Tout cela porte la coloration sourde d’une incertitude plutôt angoissée sur l’identité (personnelle ou collective) : presque tous ces auteurs, romanciers ou essayistes, pratiquent, par la force des choses, une recherche de sens souvent dépourvue de repères. Cette tonalité nous semble plus frappante que lors des moutures précédents. Des friandises empoisonnées dans la grande boutique du Père François ? C’est bien plutôt notre monde actuel qui l’est, empoisonné…

C’était plus vrai encore samedi. Avec les exposés, le premier un peu filandreux, le second à la mode Deleuze, libre et consistant à la fois, de Régis Debray et de Jean-Luc Nancy. Notre époque est superficielle, violente, angoissée : M. Nancy a fort bien mis en relief ces caractéristiques à propos du Sexe, qui était le thème de son intervention. Un exposé qui a fini par déceler dans la question du sexe celle du rapport même – et il était passionnant, notamment, d’entendre le grand professeur Nancy suggérer la proximité de cette problématique dans Sade, Fourier et Hegel !

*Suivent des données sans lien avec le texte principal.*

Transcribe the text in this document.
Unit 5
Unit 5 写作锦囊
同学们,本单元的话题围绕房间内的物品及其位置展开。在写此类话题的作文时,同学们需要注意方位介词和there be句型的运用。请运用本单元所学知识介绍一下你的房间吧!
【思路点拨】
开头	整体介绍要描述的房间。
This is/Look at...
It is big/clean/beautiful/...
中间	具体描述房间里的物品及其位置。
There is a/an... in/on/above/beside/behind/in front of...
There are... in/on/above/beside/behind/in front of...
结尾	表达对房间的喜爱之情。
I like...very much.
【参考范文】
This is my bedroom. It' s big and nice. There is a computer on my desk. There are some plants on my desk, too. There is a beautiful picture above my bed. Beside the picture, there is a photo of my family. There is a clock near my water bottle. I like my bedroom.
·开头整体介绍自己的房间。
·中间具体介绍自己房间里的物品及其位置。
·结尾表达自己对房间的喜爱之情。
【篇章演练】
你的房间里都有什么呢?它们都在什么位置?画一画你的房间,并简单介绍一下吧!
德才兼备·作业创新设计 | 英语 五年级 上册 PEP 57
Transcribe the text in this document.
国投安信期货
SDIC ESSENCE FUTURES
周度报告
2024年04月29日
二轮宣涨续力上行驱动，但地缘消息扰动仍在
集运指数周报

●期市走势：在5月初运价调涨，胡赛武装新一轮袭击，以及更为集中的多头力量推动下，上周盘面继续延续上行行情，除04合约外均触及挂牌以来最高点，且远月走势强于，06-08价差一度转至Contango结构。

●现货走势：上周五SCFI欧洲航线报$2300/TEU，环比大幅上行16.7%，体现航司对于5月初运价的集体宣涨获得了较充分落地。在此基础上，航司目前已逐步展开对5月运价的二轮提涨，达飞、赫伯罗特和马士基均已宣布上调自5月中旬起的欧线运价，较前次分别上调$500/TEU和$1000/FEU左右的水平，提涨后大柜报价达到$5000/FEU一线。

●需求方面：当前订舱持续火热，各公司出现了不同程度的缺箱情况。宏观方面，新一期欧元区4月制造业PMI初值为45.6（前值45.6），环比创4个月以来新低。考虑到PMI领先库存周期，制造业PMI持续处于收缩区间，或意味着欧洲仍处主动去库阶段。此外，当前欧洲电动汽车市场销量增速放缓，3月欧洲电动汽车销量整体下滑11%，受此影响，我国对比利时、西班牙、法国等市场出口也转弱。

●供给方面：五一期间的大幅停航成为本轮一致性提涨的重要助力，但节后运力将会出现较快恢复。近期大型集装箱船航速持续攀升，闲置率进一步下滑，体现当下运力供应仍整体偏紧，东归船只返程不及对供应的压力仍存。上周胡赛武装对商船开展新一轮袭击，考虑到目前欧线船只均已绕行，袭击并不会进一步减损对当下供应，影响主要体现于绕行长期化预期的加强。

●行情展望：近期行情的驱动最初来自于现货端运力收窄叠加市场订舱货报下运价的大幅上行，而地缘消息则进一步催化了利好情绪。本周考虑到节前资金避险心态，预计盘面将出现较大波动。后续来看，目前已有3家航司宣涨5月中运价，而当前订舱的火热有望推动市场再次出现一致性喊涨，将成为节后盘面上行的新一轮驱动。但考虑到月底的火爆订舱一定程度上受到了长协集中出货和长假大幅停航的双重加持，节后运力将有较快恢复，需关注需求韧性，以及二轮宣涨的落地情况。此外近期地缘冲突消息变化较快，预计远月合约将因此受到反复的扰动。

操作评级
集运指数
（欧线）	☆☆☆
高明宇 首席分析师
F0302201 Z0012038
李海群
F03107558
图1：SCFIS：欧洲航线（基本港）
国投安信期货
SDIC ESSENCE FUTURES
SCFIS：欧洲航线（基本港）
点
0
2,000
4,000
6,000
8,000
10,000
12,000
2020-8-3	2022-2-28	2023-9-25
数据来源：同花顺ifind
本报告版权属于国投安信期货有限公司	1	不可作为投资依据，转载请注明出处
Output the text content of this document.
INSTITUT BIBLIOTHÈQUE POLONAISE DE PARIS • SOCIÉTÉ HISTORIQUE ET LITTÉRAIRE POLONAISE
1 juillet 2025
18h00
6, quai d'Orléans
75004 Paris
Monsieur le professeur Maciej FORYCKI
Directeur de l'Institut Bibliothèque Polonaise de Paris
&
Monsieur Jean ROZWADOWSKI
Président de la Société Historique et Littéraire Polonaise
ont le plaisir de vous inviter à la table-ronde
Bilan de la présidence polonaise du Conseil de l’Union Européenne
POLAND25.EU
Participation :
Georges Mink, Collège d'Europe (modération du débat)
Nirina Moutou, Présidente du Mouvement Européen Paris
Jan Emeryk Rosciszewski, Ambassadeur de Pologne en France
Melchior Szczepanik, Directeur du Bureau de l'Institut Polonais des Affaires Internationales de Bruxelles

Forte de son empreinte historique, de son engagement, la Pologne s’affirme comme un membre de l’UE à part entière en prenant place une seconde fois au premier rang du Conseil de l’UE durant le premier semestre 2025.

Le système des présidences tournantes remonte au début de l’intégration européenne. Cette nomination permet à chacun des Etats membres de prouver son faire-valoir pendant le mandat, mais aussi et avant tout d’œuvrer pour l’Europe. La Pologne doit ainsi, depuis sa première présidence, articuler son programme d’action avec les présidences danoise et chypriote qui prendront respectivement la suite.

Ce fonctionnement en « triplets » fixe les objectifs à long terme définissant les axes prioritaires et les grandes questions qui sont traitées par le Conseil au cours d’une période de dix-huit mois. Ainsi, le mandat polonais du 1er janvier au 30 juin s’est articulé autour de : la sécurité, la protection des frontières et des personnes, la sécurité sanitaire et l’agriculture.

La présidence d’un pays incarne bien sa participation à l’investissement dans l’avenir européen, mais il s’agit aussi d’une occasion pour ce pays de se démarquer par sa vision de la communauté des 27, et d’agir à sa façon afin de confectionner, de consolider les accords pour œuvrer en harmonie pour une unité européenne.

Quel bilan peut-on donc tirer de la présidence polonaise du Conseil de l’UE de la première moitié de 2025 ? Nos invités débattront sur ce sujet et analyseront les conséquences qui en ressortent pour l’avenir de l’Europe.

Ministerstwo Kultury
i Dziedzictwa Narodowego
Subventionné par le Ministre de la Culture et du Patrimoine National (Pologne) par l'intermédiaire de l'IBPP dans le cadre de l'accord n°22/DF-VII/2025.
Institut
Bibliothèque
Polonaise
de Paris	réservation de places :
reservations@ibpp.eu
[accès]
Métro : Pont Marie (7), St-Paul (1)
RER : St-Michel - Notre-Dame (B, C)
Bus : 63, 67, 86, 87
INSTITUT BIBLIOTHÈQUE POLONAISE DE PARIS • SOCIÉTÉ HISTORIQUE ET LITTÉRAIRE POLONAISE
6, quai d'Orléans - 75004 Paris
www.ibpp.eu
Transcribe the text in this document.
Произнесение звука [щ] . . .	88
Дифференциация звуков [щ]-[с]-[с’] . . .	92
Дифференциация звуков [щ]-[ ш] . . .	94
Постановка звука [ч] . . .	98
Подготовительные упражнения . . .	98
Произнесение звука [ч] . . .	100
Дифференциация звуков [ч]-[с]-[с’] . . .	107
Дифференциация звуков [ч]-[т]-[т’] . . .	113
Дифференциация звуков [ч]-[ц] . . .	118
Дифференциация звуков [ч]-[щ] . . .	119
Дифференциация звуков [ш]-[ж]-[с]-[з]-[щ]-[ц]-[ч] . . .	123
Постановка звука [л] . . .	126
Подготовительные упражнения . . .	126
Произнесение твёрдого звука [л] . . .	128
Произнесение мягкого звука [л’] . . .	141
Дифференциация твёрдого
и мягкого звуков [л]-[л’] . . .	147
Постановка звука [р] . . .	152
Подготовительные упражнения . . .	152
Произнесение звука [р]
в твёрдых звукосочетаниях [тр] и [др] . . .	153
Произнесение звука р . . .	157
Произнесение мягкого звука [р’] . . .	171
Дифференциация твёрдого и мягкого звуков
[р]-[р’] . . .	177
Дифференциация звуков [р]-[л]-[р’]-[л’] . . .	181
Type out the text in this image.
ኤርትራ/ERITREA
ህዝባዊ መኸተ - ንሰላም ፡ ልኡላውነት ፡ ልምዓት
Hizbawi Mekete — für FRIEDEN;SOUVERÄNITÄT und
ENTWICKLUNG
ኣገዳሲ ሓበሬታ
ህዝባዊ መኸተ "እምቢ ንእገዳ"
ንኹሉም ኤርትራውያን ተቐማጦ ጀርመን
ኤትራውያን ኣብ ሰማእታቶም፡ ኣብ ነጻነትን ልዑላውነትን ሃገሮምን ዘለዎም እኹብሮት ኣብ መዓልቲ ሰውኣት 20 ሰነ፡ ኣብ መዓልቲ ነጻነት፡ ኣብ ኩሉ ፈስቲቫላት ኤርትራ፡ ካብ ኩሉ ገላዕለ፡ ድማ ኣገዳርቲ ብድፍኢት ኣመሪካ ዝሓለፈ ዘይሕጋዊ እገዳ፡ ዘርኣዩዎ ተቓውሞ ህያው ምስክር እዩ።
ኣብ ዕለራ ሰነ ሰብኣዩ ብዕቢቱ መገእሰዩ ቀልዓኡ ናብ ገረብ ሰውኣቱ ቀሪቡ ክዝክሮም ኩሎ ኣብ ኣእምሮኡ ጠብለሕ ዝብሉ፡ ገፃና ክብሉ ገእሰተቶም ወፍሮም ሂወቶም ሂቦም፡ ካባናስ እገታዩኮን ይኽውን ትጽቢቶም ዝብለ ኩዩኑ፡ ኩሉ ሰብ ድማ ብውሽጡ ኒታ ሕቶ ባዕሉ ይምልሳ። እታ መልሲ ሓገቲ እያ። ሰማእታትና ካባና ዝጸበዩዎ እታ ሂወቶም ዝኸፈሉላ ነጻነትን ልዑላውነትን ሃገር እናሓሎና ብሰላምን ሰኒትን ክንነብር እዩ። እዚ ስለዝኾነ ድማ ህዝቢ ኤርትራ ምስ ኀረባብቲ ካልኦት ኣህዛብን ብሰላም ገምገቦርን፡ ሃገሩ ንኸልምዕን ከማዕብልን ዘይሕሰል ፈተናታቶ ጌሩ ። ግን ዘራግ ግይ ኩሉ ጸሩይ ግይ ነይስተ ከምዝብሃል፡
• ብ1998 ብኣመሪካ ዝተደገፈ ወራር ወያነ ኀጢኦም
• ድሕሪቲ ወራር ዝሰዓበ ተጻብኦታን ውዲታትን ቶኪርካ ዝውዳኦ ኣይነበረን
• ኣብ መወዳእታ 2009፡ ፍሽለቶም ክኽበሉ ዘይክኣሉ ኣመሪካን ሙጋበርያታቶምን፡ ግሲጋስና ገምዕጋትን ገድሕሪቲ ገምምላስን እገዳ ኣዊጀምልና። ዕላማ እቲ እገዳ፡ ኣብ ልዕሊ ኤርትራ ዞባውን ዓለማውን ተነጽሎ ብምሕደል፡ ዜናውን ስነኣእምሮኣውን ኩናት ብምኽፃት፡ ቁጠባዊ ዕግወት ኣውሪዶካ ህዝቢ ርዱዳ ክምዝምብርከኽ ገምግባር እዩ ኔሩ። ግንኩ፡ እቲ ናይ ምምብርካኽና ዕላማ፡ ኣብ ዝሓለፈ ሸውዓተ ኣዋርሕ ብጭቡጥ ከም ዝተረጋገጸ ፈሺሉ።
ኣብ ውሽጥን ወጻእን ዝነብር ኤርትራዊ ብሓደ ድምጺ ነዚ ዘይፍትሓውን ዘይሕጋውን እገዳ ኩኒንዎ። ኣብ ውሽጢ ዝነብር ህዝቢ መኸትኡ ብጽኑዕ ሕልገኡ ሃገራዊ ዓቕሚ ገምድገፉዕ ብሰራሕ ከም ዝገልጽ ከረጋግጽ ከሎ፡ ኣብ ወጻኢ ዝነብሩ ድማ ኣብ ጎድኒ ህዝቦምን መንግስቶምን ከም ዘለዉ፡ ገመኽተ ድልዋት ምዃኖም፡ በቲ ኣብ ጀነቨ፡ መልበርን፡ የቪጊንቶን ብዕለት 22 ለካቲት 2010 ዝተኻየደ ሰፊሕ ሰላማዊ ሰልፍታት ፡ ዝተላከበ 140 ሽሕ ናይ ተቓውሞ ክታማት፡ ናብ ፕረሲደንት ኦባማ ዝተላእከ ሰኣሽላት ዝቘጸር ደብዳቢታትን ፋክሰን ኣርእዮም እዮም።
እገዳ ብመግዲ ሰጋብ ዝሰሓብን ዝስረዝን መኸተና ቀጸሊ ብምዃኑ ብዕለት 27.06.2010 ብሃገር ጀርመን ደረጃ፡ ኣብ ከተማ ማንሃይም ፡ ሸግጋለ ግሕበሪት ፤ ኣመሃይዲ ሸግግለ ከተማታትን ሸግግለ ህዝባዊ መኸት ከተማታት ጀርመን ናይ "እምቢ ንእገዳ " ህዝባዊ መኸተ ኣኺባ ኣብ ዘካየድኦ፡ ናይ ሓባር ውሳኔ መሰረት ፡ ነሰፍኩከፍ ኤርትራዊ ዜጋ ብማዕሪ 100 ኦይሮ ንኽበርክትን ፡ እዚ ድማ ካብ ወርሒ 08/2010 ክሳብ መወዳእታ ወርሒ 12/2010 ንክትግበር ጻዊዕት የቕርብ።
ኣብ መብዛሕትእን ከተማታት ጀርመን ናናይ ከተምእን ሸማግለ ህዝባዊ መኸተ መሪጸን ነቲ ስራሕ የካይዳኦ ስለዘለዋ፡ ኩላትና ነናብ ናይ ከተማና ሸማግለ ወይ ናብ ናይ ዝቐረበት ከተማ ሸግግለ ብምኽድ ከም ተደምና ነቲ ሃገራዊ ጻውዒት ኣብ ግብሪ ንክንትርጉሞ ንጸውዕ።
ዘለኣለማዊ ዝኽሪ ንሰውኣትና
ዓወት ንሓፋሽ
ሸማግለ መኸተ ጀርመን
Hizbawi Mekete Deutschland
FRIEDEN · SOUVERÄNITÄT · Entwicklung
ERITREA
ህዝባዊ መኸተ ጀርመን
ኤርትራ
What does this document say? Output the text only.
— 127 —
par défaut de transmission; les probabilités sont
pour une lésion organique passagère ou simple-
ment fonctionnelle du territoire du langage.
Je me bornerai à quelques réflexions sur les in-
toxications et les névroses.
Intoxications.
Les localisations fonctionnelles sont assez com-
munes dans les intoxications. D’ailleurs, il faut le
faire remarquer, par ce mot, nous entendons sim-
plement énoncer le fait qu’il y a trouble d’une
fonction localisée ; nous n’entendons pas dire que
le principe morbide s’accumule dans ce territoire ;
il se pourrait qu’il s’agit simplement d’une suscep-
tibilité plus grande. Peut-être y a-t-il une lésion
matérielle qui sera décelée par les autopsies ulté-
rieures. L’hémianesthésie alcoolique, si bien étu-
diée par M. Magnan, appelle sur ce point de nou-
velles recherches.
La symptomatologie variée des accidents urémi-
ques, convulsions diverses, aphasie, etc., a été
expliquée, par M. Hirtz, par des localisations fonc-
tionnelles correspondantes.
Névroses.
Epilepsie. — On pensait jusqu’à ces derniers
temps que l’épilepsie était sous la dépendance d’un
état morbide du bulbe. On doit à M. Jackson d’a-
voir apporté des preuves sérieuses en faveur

Un monde violent donc, et superficiel, et angoissé par absence de repères. Mais tout espoir n’est pas perdu. Deux compères économistes, Thomas Porcher (Traité de l’économie hérétique, Fayard)) et Daniel Cohen (Il faut dire que les temps ont changé, Albin Michel), veulent ensemble rétrécir nos gosiers afin qu’ils engloutissent moins aisément dogmes néo-libéraux, couleuvres géantes et pilules amères. Cohen et Porcher montrent avec une grande clarté que la science économique est incertaine, éristique, largement sous-tendue par les idéologies, et que les possibles ne sont pas morts. Bien loin de là ! La discussion avec Jean-Luc Fournier a été passionnante et très dense.

Merci au confiseur !

Et la dégustation se poursuit jusqu’au dimanche 16 septembre à Strasbourg.